Student Loan Savings
The plan to provide federal college loans directly, approved by the House in September, aims to protect student loans from turmoil in financial markets and end federal payments that Obama says are wasteful. It would discontinue the 43-year- old Federal Family Education Loan Program that subsidizes and guarantees loans made by private lenders.
Starting in July, all new federal loans would be provided through a separate program, created in 1993, that lets the Education Department lend directly to students.
Representative John Kline of Minnesota, the top Republican on the House Education and Labor Committee, said such a plan may create new expenses for students.
“Making the federal government responsible for a larger share of student debt is likely to do nothing more than exacerbate high college costs,” Kline said yesterday in an e- mailed statement.

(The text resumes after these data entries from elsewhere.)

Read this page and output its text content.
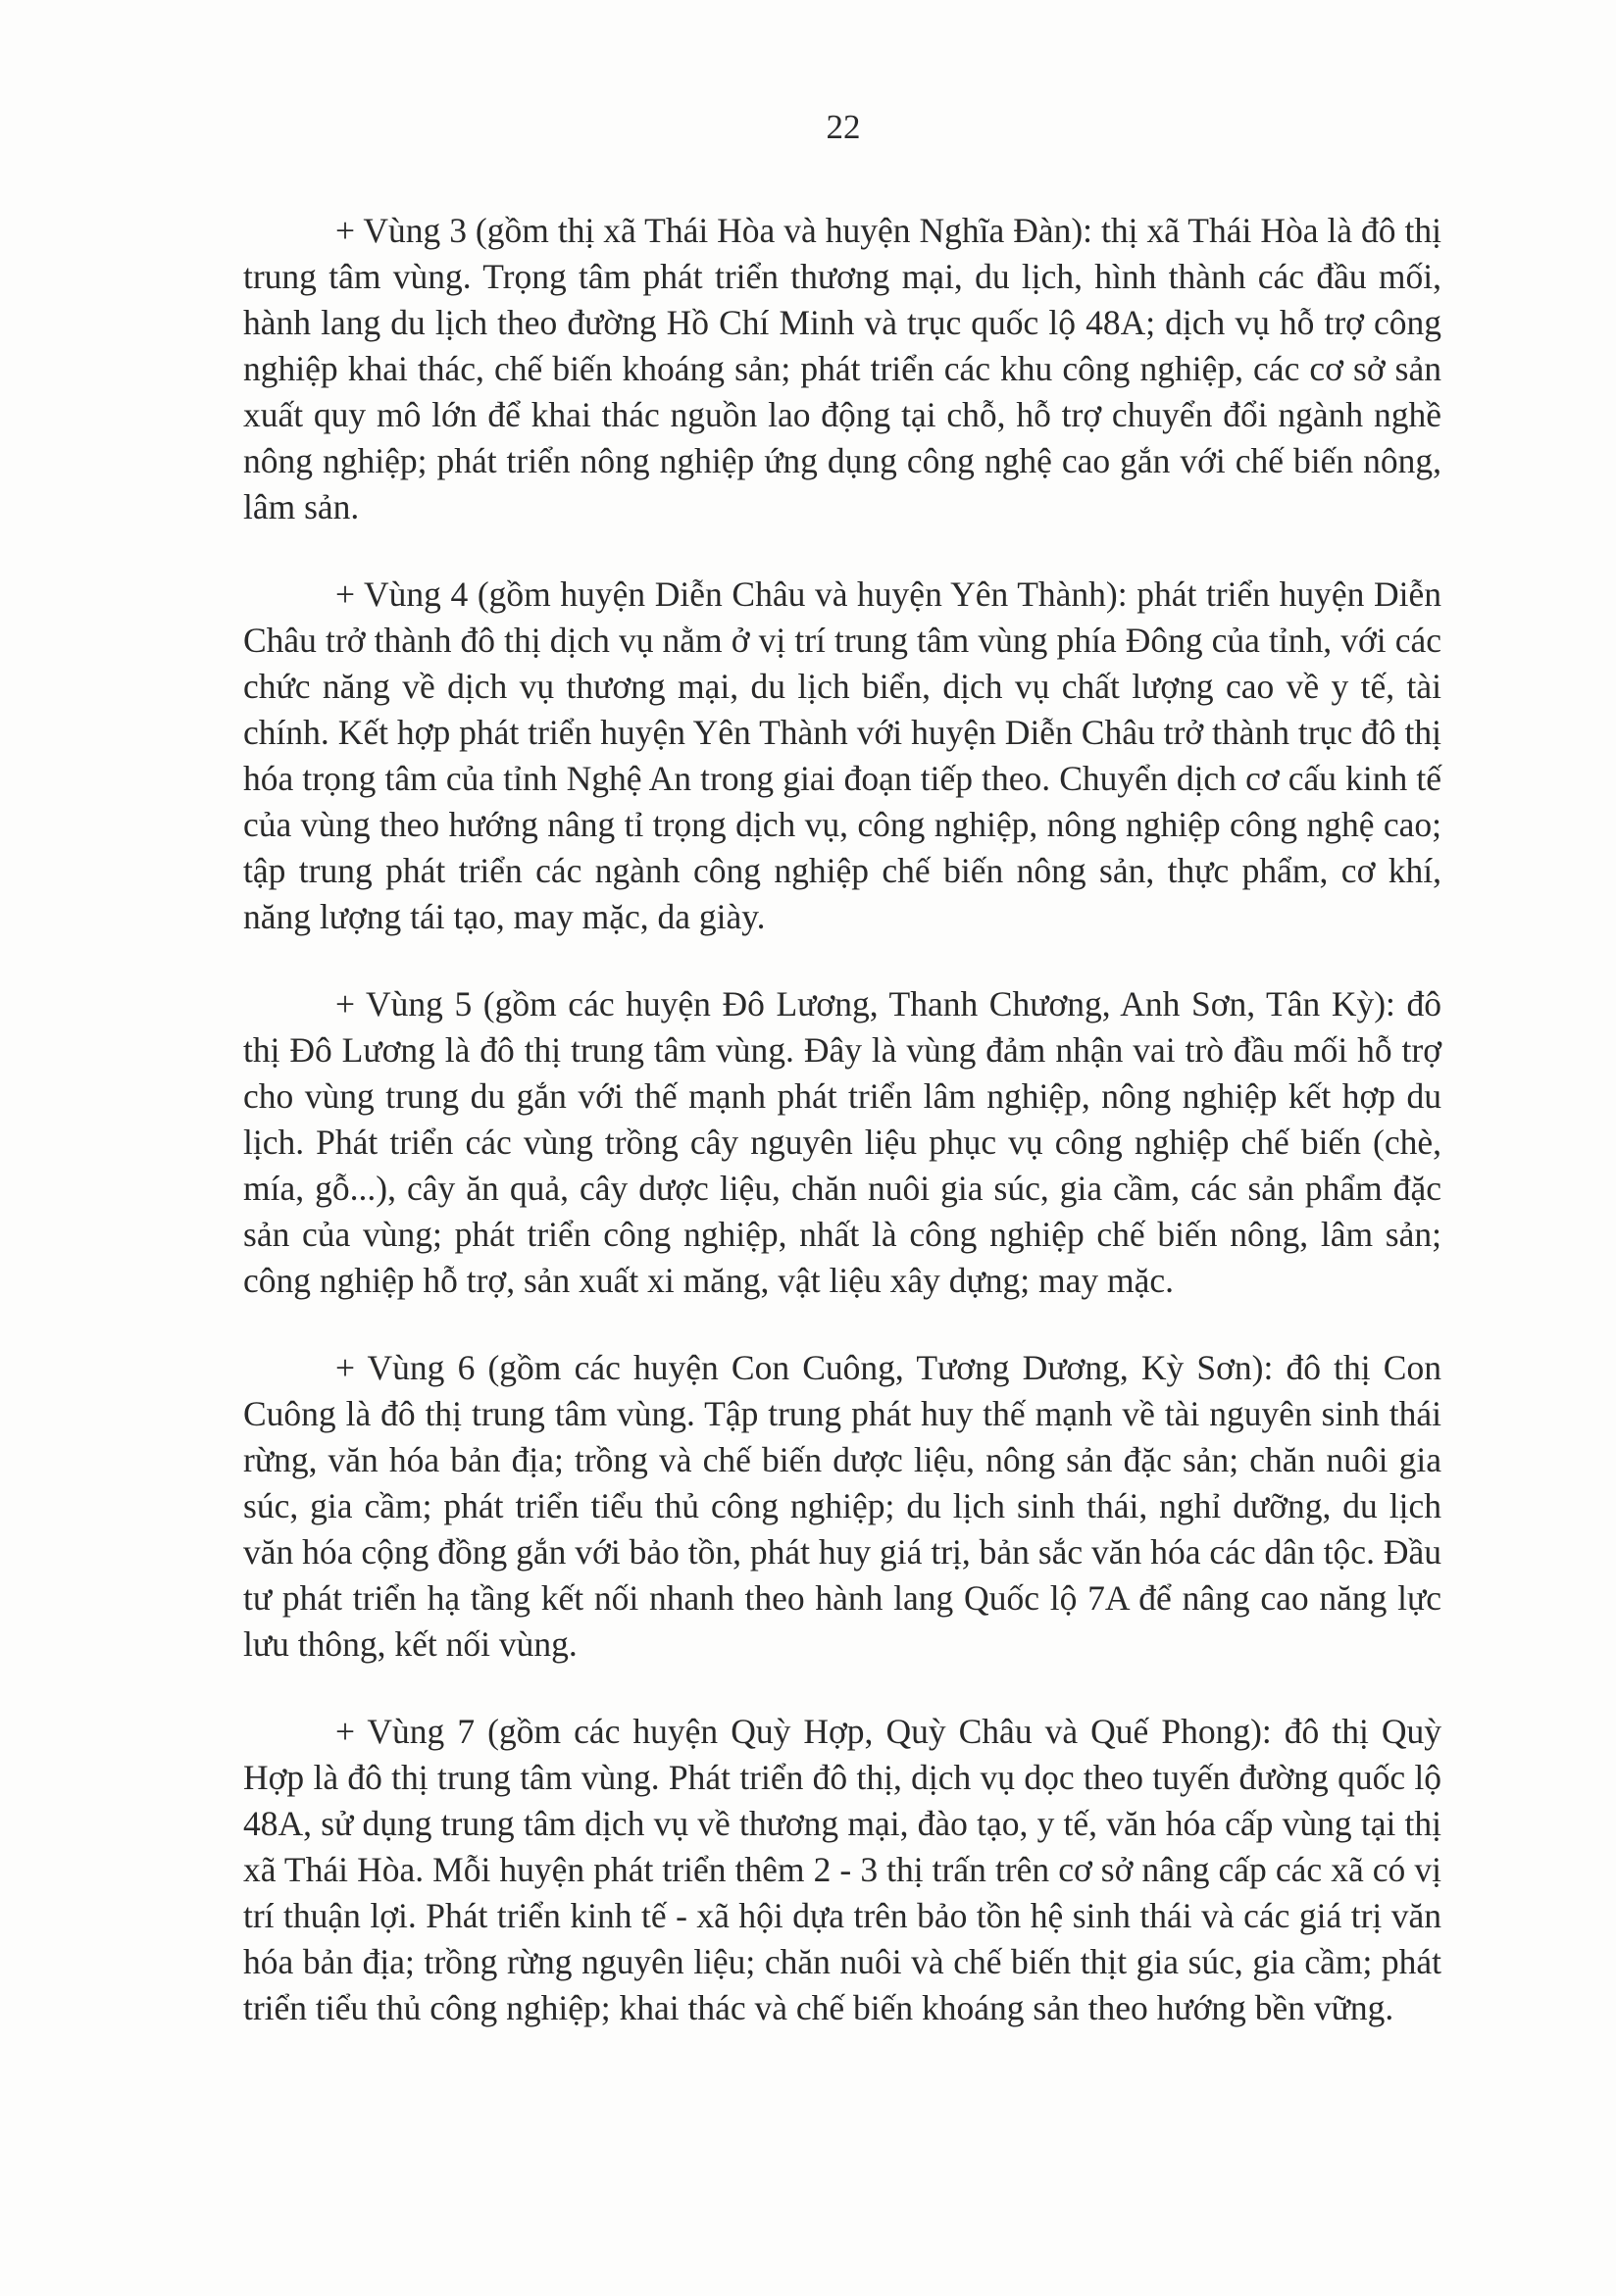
22

+ Vùng 3 (gồm thị xã Thái Hòa và huyện Nghĩa Đàn): thị xã Thái Hòa là đô thị trung tâm vùng. Trọng tâm phát triển thương mại, du lịch, hình thành các đầu mối, hành lang du lịch theo đường Hồ Chí Minh và trục quốc lộ 48A; dịch vụ hỗ trợ công nghiệp khai thác, chế biến khoáng sản; phát triển các khu công nghiệp, các cơ sở sản xuất quy mô lớn để khai thác nguồn lao động tại chỗ, hỗ trợ chuyển đổi ngành nghề nông nghiệp; phát triển nông nghiệp ứng dụng công nghệ cao gắn với chế biến nông, lâm sản.

+ Vùng 4 (gồm huyện Diễn Châu và huyện Yên Thành): phát triển huyện Diễn Châu trở thành đô thị dịch vụ nằm ở vị trí trung tâm vùng phía Đông của tỉnh, với các chức năng về dịch vụ thương mại, du lịch biển, dịch vụ chất lượng cao về y tế, tài chính. Kết hợp phát triển huyện Yên Thành với huyện Diễn Châu trở thành trục đô thị hóa trọng tâm của tỉnh Nghệ An trong giai đoạn tiếp theo. Chuyển dịch cơ cấu kinh tế của vùng theo hướng nâng tỉ trọng dịch vụ, công nghiệp, nông nghiệp công nghệ cao; tập trung phát triển các ngành công nghiệp chế biến nông sản, thực phẩm, cơ khí, năng lượng tái tạo, may mặc, da giày.

+ Vùng 5 (gồm các huyện Đô Lương, Thanh Chương, Anh Sơn, Tân Kỳ): đô thị Đô Lương là đô thị trung tâm vùng. Đây là vùng đảm nhận vai trò đầu mối hỗ trợ cho vùng trung du gắn với thế mạnh phát triển lâm nghiệp, nông nghiệp kết hợp du lịch. Phát triển các vùng trồng cây nguyên liệu phục vụ công nghiệp chế biến (chè, mía, gỗ...), cây ăn quả, cây dược liệu, chăn nuôi gia súc, gia cầm, các sản phẩm đặc sản của vùng; phát triển công nghiệp, nhất là công nghiệp chế biến nông, lâm sản; công nghiệp hỗ trợ, sản xuất xi măng, vật liệu xây dựng; may mặc.

+ Vùng 6 (gồm các huyện Con Cuông, Tương Dương, Kỳ Sơn): đô thị Con Cuông là đô thị trung tâm vùng. Tập trung phát huy thế mạnh về tài nguyên sinh thái rừng, văn hóa bản địa; trồng và chế biến dược liệu, nông sản đặc sản; chăn nuôi gia súc, gia cầm; phát triển tiểu thủ công nghiệp; du lịch sinh thái, nghỉ dưỡng, du lịch văn hóa cộng đồng gắn với bảo tồn, phát huy giá trị, bản sắc văn hóa các dân tộc. Đầu tư phát triển hạ tầng kết nối nhanh theo hành lang Quốc lộ 7A để nâng cao năng lực lưu thông, kết nối vùng.

+ Vùng 7 (gồm các huyện Quỳ Hợp, Quỳ Châu và Quế Phong): đô thị Quỳ Hợp là đô thị trung tâm vùng. Phát triển đô thị, dịch vụ dọc theo tuyến đường quốc lộ 48A, sử dụng trung tâm dịch vụ về thương mại, đào tạo, y tế, văn hóa cấp vùng tại thị xã Thái Hòa. Mỗi huyện phát triển thêm 2 - 3 thị trấn trên cơ sở nâng cấp các xã có vị trí thuận lợi. Phát triển kinh tế - xã hội dựa trên bảo tồn hệ sinh thái và các giá trị văn hóa bản địa; trồng rừng nguyên liệu; chăn nuôi và chế biến thịt gia súc, gia cầm; phát triển tiểu thủ công nghiệp; khai thác và chế biến khoáng sản theo hướng bền vững.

Obama’s budget plan, set to be released Feb. 1, includes a $3 billion raise in discretionary education funds next year, shielding federal school programs from his proposed freeze on some domestic spending, Education Secretary Arne Duncan said yesterday. That’s about 6 percent more than this year’s $47 billion discretionary budget for education programs other than Pell Grants, Education Department spokeswoman Sandra Abrevaya said yesterday in an e-mail.
The $3 billion contains Obama’s proposed $1.35 billion expansion of the Race to the Top competitive grant program, which rewards states that make the most progress in raising academic standards, boosting teacher quality, tracking student gains and improving failing schools.
That program, which will award $4.35 billion in stimulus grants to states this year, has “broken through the stalemate between left and right” on how to improve the nation’s public schools, Obama said.
“Instead of rewarding failure, we only reward success,” Obama said. “Instead of funding the status quo, we only invest in reform – reform that raises student achievement, inspires students to excel in math and science, and turns around failing schools that steal the future of too many young Americans.”
The budget proposal would allow another $1 billion in K-12 education spending, for a total of $4 billion, if lawmakers reauthorize No Child Left Behind this year, Duncan said.
The 2002 law, enacted under President George W. Bush, requires states to measure student achievement through standardized tests.
While states can set their own standards to determine what constitutes an adequate education, they can lose some federal funds if they don’t show yearly progress toward those goals.
Obama and Duncan have said the law prompted many states to weaken their academic standards and led schools to devote too much time to standardized test preparation. They want states to agree on a common set of tougher, nationwide standards. They also want to give states more flexibility in meeting those standards than they now have under No Child Left Behind.
“In this country, the success of our children cannot depend more on where they live than on their potential,” Obama said.